Employee Experience and Culture Director at Carnival UK reveals what a good employee communication strategy looks like

We were delighted to hear that one of our valued clients, Carnival UK – the operating company for renowned cruise lines P&O Cruises and Cunard was recently shortlisted as a finalist for the Internal Communications category at the UK’s prestigious Employee Engagement (EE) Awards.

Part of Carnival Corporation & plc, the world’s largest leisure travel company, providing guests around the globe with extraordinary cruise holidays, Carnival UK seeks to provide unforgettable holiday happiness. And with over 755,000 guests travelling in 2018, this can only be done if the 15,000 strong workforce is engaged and happy.

The EE Awards are the first and only global awards dedicated to employee engagement. They aim to provide a platform to recognise excellence in engagement that inspires action and drives the industry and the employee experience forward.

Winners of the 2018 entries will be announced later this month at the EE Awards night held at Twickenham Stadium on 24th January 2019.

I caught up with Hannah Leach, Employee Experience and Culture Director at Carnival UK, to find out more about their approach to employee engagement.

Can you tell us a little bit about your employee communication strategy and how you plan it?

Our employee communications strategy is really simple; it’s about being clear on what the story we want to tell is, who tells it and how, who we tell it to, and how we listen to the response. That is essentially the function or purpose of any internal communications team. We plan around the year’s key project and cyclical milestones and our core channels. We have to continually review and adapt our plan as there is so much going on, and timings of things frequently change.

Are you able to give us any examples of how you engage employees at Carnival? What sort of initiatives to do you run to ensure your people are motivated at work?

As a business, our purpose is to create unforgettable holiday happiness. It’s a joyful and motivating purpose and one that gives us licence to help shape a fun and happy culture. We’d always aim to keep people engaged with a ‘face-first’ communications philosophy, so we put a lot of time and energy into events, employee experiences (e.g. volunteering on board, fundraising), managerial cascade, town hall announcements etc. On the events side, we create lots of opportunities for people to do something fun and different away from their daily work because there’s clearly a wellbeing benefit to that too.

How do you take onboard feedback from employees and how does it inform your approach?

All onboard team members are invited to complete end of tour surveys when they finish a contract and we work closely with our colleagues onboard to understand the ‘word on the street’. We use that insight to shape our key communications.  We’re in the process now of designing a framework for more formal listening groups to make that process a bit more structured and robust in terms of feedback loops.

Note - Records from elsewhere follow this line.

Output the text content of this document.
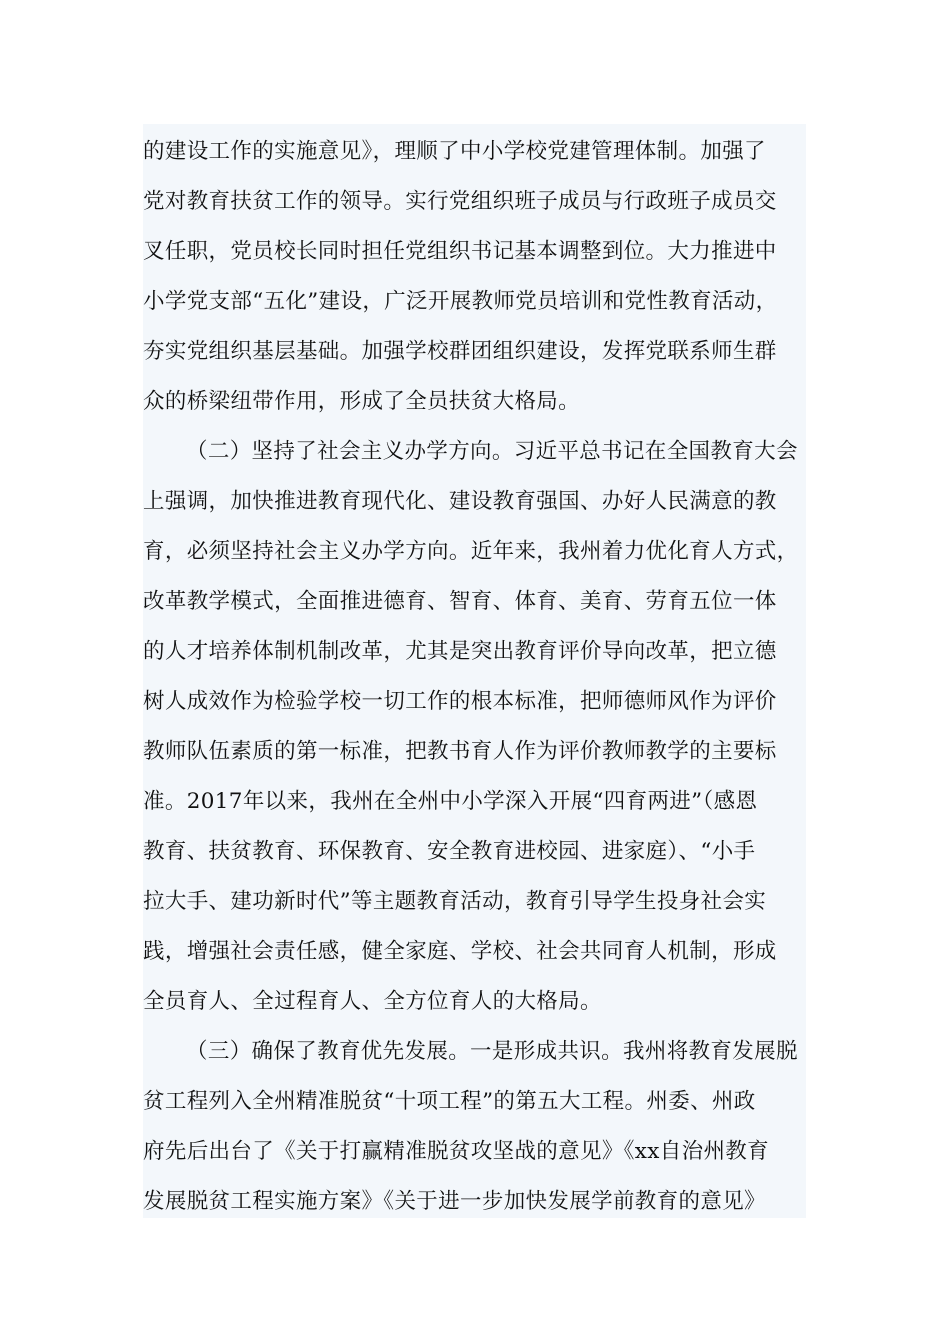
的建设工作的实施意见》，理顺了中小学校党建管理体制。加强了
党对教育扶贫工作的领导。实行党组织班子成员与行政班子成员交
叉任职，党员校长同时担任党组织书记基本调整到位。大力推进中
小学党支部“五化”建设，广泛开展教师党员培训和党性教育活动，
夯实党组织基层基础。加强学校群团组织建设，发挥党联系师生群
众的桥梁纽带作用，形成了全员扶贫大格局。
（二）坚持了社会主义办学方向。习近平总书记在全国教育大会
上强调，加快推进教育现代化、建设教育强国、办好人民满意的教
育，必须坚持社会主义办学方向。近年来，我州着力优化育人方式，
改革教学模式，全面推进德育、智育、体育、美育、劳育五位一体
的人才培养体制机制改革，尤其是突出教育评价导向改革，把立德
树人成效作为检验学校一切工作的根本标准，把师德师风作为评价
教师队伍素质的第一标准，把教书育人作为评价教师教学的主要标
准。2017年以来，我州在全州中小学深入开展“四育两进”（感恩
教育、扶贫教育、环保教育、安全教育进校园、进家庭）、“小手
拉大手、建功新时代”等主题教育活动，教育引导学生投身社会实
践，增强社会责任感，健全家庭、学校、社会共同育人机制，形成
全员育人、全过程育人、全方位育人的大格局。
（三）确保了教育优先发展。一是形成共识。我州将教育发展脱
贫工程列入全州精准脱贫“十项工程”的第五大工程。州委、州政
府先后出台了《关于打赢精准脱贫攻坚战的意见》《xx自治州教育
发展脱贫工程实施方案》《关于进一步加快发展学前教育的意见》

Before launching major product changes or key initiatives, we’ll always consult with management on board for their views to help us build the activity and address concerns. We’ve also recently launched an ideation initiative, Bright Ideas, in relation to HESS (Health, Environment, Safety and Security) which gives colleagues the chance to tell us the changes that could be made to make the working environment even better.

How do you measure the impact of your internal communications strategy and how do these feed into the organisation’s performance overall?

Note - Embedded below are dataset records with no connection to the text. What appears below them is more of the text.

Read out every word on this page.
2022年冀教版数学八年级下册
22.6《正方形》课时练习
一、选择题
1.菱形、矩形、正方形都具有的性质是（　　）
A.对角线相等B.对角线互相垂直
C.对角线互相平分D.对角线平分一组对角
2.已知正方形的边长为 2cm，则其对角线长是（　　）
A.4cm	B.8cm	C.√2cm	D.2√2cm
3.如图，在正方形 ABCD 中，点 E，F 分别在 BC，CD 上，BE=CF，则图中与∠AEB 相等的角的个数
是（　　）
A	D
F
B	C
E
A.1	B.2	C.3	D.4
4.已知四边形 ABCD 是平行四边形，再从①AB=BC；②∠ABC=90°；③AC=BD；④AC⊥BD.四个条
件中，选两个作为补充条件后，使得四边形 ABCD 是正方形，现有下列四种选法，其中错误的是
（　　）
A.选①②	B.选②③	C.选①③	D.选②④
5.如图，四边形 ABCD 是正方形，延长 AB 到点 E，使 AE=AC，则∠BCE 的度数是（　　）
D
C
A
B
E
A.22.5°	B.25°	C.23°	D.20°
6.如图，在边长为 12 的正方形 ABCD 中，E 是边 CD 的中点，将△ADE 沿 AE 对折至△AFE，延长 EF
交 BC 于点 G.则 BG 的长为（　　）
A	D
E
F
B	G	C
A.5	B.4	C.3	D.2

Our main measure is our colleague eNPS – likeliness to recommend us as a great place to work, and that gives us a temperature check of how things are or are not landing. We get a lot of richness in the survey comments about communication effectiveness. We do regular surveys on bespoke initiatives and have frequent conversations with teams on board about how things are landing – quite a bit of the measurement is anecdotal. We’re just starting to get enough data to really be able to start drawing tangible links between engagement and business performance and expect to be able to do that more robustly by mid-2019. We’d love to get to a point where we could almost assign a value to an eNPS point.

Other than the measures you’ve outlined above, what does success look like in your job?

Success for an internal communications team is when you get to the point that colleagues recognise the value of what you do and the way you do it such that they want to engage you in what they’re doing. This business really recognises the importance of getting communication right and cares about it and so that way, I feel really fortunate. Our challenge now is to give colleagues the tools, skills and confidence to do it well for themselves rather than feeling like it’s our job to do it for them. I think it can feel quite overwhelming for people when they realise how much time and effort is involved in getting communication right and doing it well.

What made you get into internal communications and what do you enjoy most about your job?

I’d always wanted to write, since I was old enough to read and hold a pen and originally I wanted to become a journalist. After University, I did events and PR work and internal communications felt like a natural progression. The thing I love about my job is that internal communication isn’t really just about getting a message out. It’s about shaping a culture and employee experience and the impact you have is very tangible and therefore hugely rewarding. I really feel what I’m doing is important and making a difference in people’s work lives and that’s humbling. I also love that it gives you the chance to network and build relationships across the whole organisation and I feel like I’m always learning which really motivates me.

WeThrive would like to say a huge congratulations on being selected as finalists for the award and we hope you come out on top at the awards ceremony. It’s great to see a business doing employee engagement well!